To keep a history of all BatchPredictions (scheduled jobs), we need metadata. Let's say I have a table of Metadata and a table of Prediction. How can I merge these two tables and get the related prediction_id from the metadata?
Is one metadata for each batch predictions? Do each batch prediction has a unique id. For instance, batch prediction 1 will have batch_id 1, batch prediction 2 has batch_id 2. I'm assuming that the metadata has also a field called batch_id referring the the same batch_id in each batch. If so, you can just perform an inner join with key batch_id.
Where do you have the batches? Have you appended them to each other? if so, than you will just need an inner join, else, you need to append them and then perform an inner join.
If your batches and metadata reside in AI Catalog, you can use Workspace to set up a pipeline with SPARK SQL.
I hope this answers your question.
Thanks, Dalila for your reply.
Yes, each batch prediction has a batchPredictions_id, but there is no batchPredictions_id in the prediction_output.

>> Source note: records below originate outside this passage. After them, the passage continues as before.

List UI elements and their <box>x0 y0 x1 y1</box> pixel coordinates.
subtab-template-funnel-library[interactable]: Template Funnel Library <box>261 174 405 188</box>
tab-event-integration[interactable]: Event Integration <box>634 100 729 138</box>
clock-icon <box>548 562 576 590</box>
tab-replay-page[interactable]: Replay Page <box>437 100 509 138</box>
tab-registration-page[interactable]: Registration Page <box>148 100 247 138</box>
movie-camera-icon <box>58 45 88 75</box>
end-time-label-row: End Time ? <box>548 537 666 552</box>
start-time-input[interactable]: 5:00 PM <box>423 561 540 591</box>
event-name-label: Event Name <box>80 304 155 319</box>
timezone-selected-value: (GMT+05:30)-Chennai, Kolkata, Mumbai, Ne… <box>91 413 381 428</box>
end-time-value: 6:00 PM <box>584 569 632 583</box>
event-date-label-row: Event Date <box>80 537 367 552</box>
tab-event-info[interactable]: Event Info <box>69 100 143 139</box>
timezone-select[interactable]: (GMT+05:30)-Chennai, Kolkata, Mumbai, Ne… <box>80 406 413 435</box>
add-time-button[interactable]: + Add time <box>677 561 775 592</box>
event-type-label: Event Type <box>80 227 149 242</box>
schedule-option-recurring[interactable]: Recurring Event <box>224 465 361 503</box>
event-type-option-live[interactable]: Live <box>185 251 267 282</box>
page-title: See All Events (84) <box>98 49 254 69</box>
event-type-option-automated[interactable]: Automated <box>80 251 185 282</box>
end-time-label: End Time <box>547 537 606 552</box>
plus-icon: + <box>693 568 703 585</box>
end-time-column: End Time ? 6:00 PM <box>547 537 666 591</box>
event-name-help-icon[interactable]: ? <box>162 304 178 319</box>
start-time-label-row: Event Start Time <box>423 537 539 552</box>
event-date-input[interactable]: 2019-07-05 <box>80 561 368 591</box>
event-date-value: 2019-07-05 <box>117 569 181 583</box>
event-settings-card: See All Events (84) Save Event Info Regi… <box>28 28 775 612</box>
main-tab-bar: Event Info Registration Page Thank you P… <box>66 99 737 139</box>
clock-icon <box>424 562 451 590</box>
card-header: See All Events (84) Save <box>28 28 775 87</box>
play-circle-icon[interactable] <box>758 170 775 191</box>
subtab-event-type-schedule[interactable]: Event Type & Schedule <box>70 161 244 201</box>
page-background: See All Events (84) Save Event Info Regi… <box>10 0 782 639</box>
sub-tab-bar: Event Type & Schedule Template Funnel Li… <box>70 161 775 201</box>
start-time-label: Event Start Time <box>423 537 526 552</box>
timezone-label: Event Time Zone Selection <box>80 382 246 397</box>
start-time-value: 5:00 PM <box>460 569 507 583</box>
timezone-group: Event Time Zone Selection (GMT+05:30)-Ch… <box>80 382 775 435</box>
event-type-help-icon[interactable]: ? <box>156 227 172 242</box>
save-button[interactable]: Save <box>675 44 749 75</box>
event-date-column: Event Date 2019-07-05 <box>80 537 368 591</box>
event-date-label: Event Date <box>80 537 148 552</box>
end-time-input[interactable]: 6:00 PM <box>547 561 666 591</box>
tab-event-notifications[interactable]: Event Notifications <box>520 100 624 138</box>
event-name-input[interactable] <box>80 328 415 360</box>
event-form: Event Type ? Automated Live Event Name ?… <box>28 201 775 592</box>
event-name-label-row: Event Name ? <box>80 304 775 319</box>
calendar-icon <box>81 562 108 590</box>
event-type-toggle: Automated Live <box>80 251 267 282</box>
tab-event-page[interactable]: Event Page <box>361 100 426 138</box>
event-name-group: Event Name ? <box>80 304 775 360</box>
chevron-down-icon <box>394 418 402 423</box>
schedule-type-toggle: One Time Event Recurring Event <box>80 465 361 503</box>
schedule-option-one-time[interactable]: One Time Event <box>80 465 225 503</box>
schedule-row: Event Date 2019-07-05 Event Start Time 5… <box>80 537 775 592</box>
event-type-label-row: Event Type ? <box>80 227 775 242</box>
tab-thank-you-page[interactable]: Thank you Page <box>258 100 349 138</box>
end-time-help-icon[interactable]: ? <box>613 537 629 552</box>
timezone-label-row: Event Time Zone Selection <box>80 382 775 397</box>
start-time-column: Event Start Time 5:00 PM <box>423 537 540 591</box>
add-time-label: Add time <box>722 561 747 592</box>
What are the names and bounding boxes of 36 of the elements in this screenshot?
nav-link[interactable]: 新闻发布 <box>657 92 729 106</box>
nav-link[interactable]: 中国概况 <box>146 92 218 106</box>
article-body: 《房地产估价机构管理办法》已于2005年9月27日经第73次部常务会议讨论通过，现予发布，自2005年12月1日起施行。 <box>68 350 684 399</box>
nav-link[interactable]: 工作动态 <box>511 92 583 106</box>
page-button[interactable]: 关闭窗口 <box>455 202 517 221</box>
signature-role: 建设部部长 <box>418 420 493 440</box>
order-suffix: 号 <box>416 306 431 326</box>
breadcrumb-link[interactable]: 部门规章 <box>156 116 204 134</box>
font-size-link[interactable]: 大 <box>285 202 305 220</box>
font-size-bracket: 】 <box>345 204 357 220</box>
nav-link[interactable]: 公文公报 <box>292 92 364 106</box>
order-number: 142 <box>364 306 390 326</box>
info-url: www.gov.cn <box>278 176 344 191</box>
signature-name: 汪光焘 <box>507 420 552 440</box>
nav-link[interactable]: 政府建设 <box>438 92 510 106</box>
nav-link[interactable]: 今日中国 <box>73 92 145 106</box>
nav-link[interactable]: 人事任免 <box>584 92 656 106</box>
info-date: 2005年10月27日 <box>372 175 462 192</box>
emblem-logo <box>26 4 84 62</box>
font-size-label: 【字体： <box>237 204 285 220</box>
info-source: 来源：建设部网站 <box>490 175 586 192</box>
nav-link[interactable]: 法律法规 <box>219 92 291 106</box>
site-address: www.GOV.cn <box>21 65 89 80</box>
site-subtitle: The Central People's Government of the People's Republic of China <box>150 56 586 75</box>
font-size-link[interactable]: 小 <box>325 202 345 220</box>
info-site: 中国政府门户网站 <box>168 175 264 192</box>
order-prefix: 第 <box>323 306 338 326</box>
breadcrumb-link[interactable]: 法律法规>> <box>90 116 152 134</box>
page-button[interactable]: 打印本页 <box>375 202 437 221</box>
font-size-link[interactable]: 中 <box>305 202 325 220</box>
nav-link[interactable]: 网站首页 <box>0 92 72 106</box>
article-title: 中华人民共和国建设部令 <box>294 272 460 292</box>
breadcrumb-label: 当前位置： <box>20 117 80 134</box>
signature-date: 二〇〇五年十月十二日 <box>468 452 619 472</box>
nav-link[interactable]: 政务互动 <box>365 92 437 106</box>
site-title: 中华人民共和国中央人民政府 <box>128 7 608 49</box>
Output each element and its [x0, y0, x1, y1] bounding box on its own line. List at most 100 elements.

As you can see we have metadata with BatchPrediction_id and also in separate table predictios_output(Binary Classification Models), but no unique id as BatchPrediction_id in predictions output. The blue field is coming from the input dataset the rest is created automatically by Datarobot.

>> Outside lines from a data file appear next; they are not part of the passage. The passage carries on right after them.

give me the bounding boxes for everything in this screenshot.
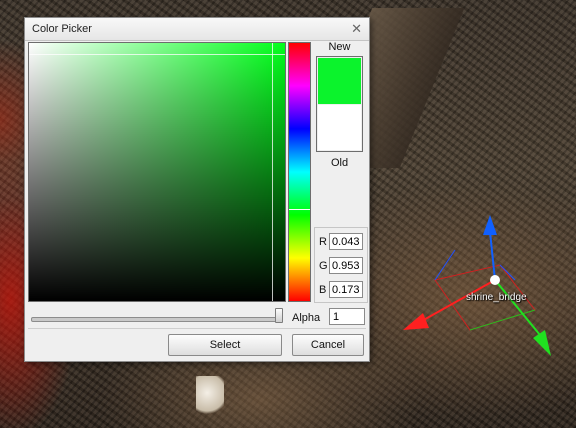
- x-axis-arrow-icon[interactable]: [403, 313, 429, 330]
- alpha-slider-thumb[interactable]: [275, 308, 283, 323]
- old-color-swatch[interactable]: [318, 105, 361, 150]
- object-label: shrine_bridge: [466, 292, 527, 303]
- y-axis-arrow-icon[interactable]: [483, 215, 497, 235]
- sv-cursor-horizontal: [29, 54, 285, 55]
- green-label: G: [319, 260, 328, 272]
- alpha-input[interactable]: [329, 308, 365, 325]
- red-input[interactable]: [329, 233, 363, 250]
- green-input[interactable]: [329, 257, 363, 274]
- hue-slider[interactable]: [288, 42, 311, 302]
- red-label: R: [319, 236, 327, 248]
- bounding-box-edge: [469, 309, 536, 331]
- select-button[interactable]: Select: [168, 334, 282, 356]
- alpha-label: Alpha: [292, 312, 321, 324]
- new-color-label: New: [328, 41, 351, 53]
- hue-marker[interactable]: [289, 209, 310, 210]
- sv-cursor-vertical: [272, 43, 273, 301]
- new-color-swatch: [318, 58, 361, 104]
- blue-label: B: [319, 284, 327, 296]
- color-picker-dialog: Color Picker ✕ New Old R G B Alpha Selec…: [24, 17, 370, 362]
- color-preview: [316, 56, 363, 152]
- transform-gizmo-icon[interactable]: [395, 210, 565, 370]
- alpha-slider-track[interactable]: [31, 317, 283, 322]
- old-color-label: Old: [330, 157, 349, 169]
- divider: [28, 328, 366, 329]
- dialog-title: Color Picker: [32, 23, 92, 35]
- dialog-titlebar[interactable]: Color Picker ✕: [25, 18, 369, 41]
- cancel-button[interactable]: Cancel: [292, 334, 364, 356]
- green-row: G: [318, 256, 370, 276]
- z-axis-arrow-icon[interactable]: [533, 330, 551, 356]
- red-row: R: [318, 232, 370, 252]
- close-icon[interactable]: ✕: [351, 21, 362, 37]
- gizmo-center-icon[interactable]: [490, 275, 500, 285]
- scene-rock: [196, 376, 224, 418]
- bounding-box-edge: [499, 264, 516, 281]
- blue-input[interactable]: [329, 281, 363, 298]
- blue-row: B: [318, 280, 370, 300]
- y-axis-line[interactable]: [489, 231, 496, 281]
- bounding-box-edge: [434, 249, 456, 281]
- saturation-value-square[interactable]: [28, 42, 286, 302]
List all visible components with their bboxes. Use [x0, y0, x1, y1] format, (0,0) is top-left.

My question is how to join Predictions output with the related metadata?
I see in the Predictions_MetaData you have output_dataStoreId . One possible solution is to add this field to the Binary classification models with the blue columns (output_dataStoreId)

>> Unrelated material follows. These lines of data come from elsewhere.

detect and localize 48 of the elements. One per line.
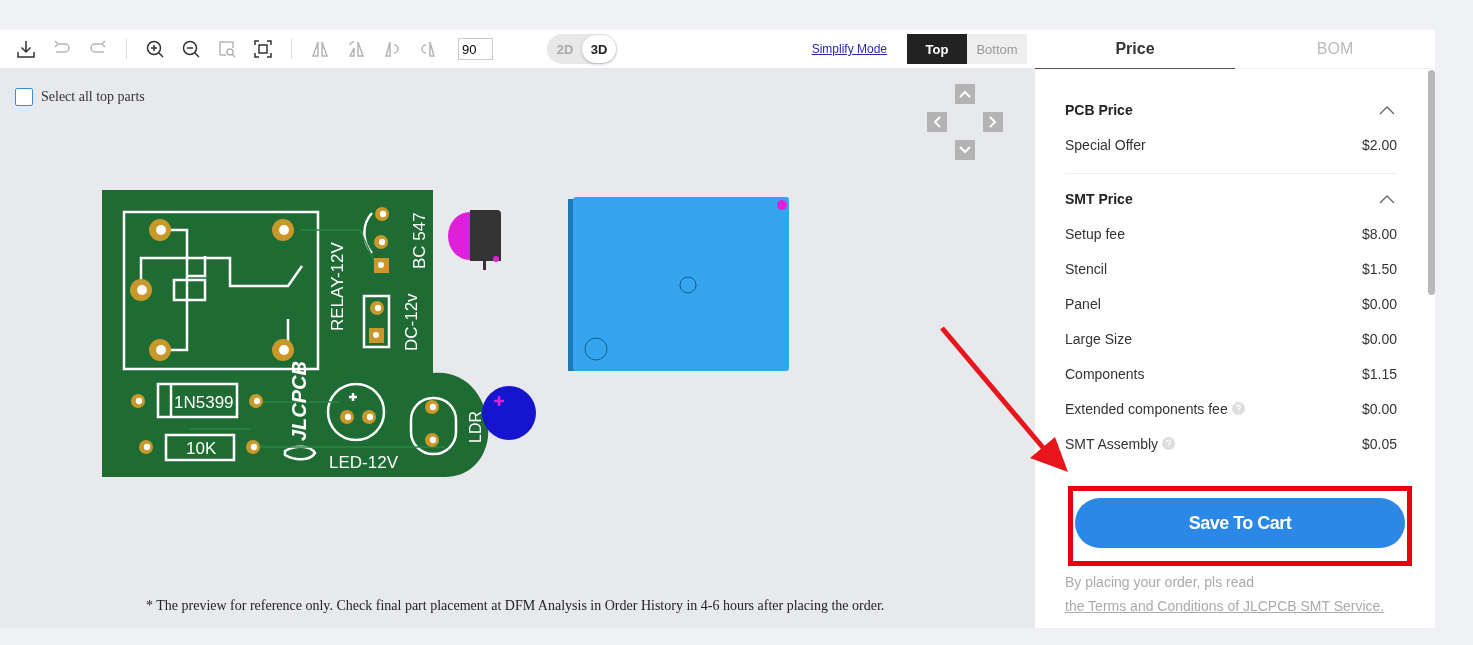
chevron-right-icon bbox=[989, 116, 997, 128]
collapse-chevron-icon[interactable] bbox=[1379, 105, 1395, 115]
rotation-angle-field[interactable]: 90 bbox=[458, 38, 493, 60]
side-toggle[interactable]: Top bbox=[907, 34, 967, 64]
price-value: $0.00 bbox=[1361, 400, 1397, 417]
scrollbar-thumb[interactable] bbox=[1428, 70, 1435, 295]
preview-note: * The preview for reference only. Check final part placement at DFM Analysis in Order History in 4-6 hours after placing the order. bbox=[146, 598, 885, 614]
resistor-label: 10K bbox=[186, 439, 217, 458]
price-value: $2.00 bbox=[1361, 136, 1397, 153]
pan-down-button[interactable] bbox=[955, 140, 975, 160]
help-icon[interactable] bbox=[1162, 437, 1176, 450]
view-mode-toggle[interactable]: 3D bbox=[582, 35, 616, 63]
price-label: Components bbox=[1065, 365, 1145, 382]
price-value: $0.05 bbox=[1361, 435, 1397, 452]
led-label: LED-12V bbox=[329, 453, 398, 472]
relay-label: RELAY-12V bbox=[328, 242, 347, 331]
terms-text: By placing your order, pls read the Terms and Conditions of JLCPCB SMT Service. bbox=[1065, 573, 1386, 616]
chevron-down-icon bbox=[959, 146, 971, 154]
diode-label: 1N5399 bbox=[174, 393, 234, 412]
pan-up-button[interactable] bbox=[955, 84, 975, 104]
price-label: Large Size bbox=[1065, 330, 1132, 347]
pan-right-button[interactable] bbox=[983, 112, 1003, 132]
collapse-chevron-icon[interactable] bbox=[1379, 194, 1395, 204]
section-title: PCB Price bbox=[1065, 102, 1133, 118]
chevron-left-icon bbox=[933, 116, 941, 128]
help-icon[interactable] bbox=[1231, 402, 1245, 415]
transistor-label: BC 547 bbox=[410, 212, 429, 269]
power-label: DC-12v bbox=[402, 293, 421, 351]
save-to-cart-button[interactable]: Save To Cart bbox=[1075, 498, 1405, 548]
price-value: $1.15 bbox=[1361, 365, 1397, 382]
ldr-label: LDR bbox=[467, 411, 484, 443]
price-value: $8.00 bbox=[1361, 225, 1397, 242]
price-label: Setup fee bbox=[1065, 225, 1125, 242]
price-label: Extended components fee bbox=[1065, 400, 1228, 417]
logo-label: JLCPCB bbox=[288, 361, 310, 441]
checkbox-label: Select all top parts bbox=[41, 89, 145, 105]
price-label: SMT Assembly bbox=[1065, 435, 1159, 452]
price-label: Stencil bbox=[1065, 260, 1108, 277]
simplify-mode-link[interactable]: Simplify Mode bbox=[811, 42, 887, 56]
pan-left-button[interactable] bbox=[927, 112, 947, 132]
price-value: $0.00 bbox=[1361, 330, 1397, 347]
section-title: SMT Price bbox=[1065, 191, 1133, 207]
price-label: Special Offer bbox=[1065, 136, 1146, 153]
chevron-up-icon bbox=[959, 90, 971, 98]
price-label: Panel bbox=[1065, 295, 1101, 312]
price-value: $0.00 bbox=[1361, 295, 1397, 312]
checkbox[interactable] bbox=[15, 88, 33, 106]
price-value: $1.50 bbox=[1361, 260, 1397, 277]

If the The blue field is coming from the input dataset the rest is created automatically by Datarobot then add that dataset id to your prediction output
Yes, that's a good idea, but output_dataStoreId is created at the same time as predictions, so we need datarobot to add this unique key for both (predictions and metadata) in order to establish connections between them.
What is the output_dataStoreId for that specific prediction if we want to add it after both of these data have been generated?
A batch prediction has an ID field that is prediction_id and unique, so if this field exists in the predictions csv, then metadata and predictions can be joined.
From the sheet, I see that the Input_dataStoreId but not the Output_dataStoreId. Can you please screenshot again your sheet with output_dataStoreId included? Thanks
I checked with the MLOps team. Here is their answer: You seem like you want to include the batch prediction job ID itself in the output. That is not something that is supported
It means having BatchPrediction_id in the prediction result is impossible by the UI, my question is, if we use Zepl and create BatchPredictions by the python code, is it possible to add BatchPrediction_id in the prediction output?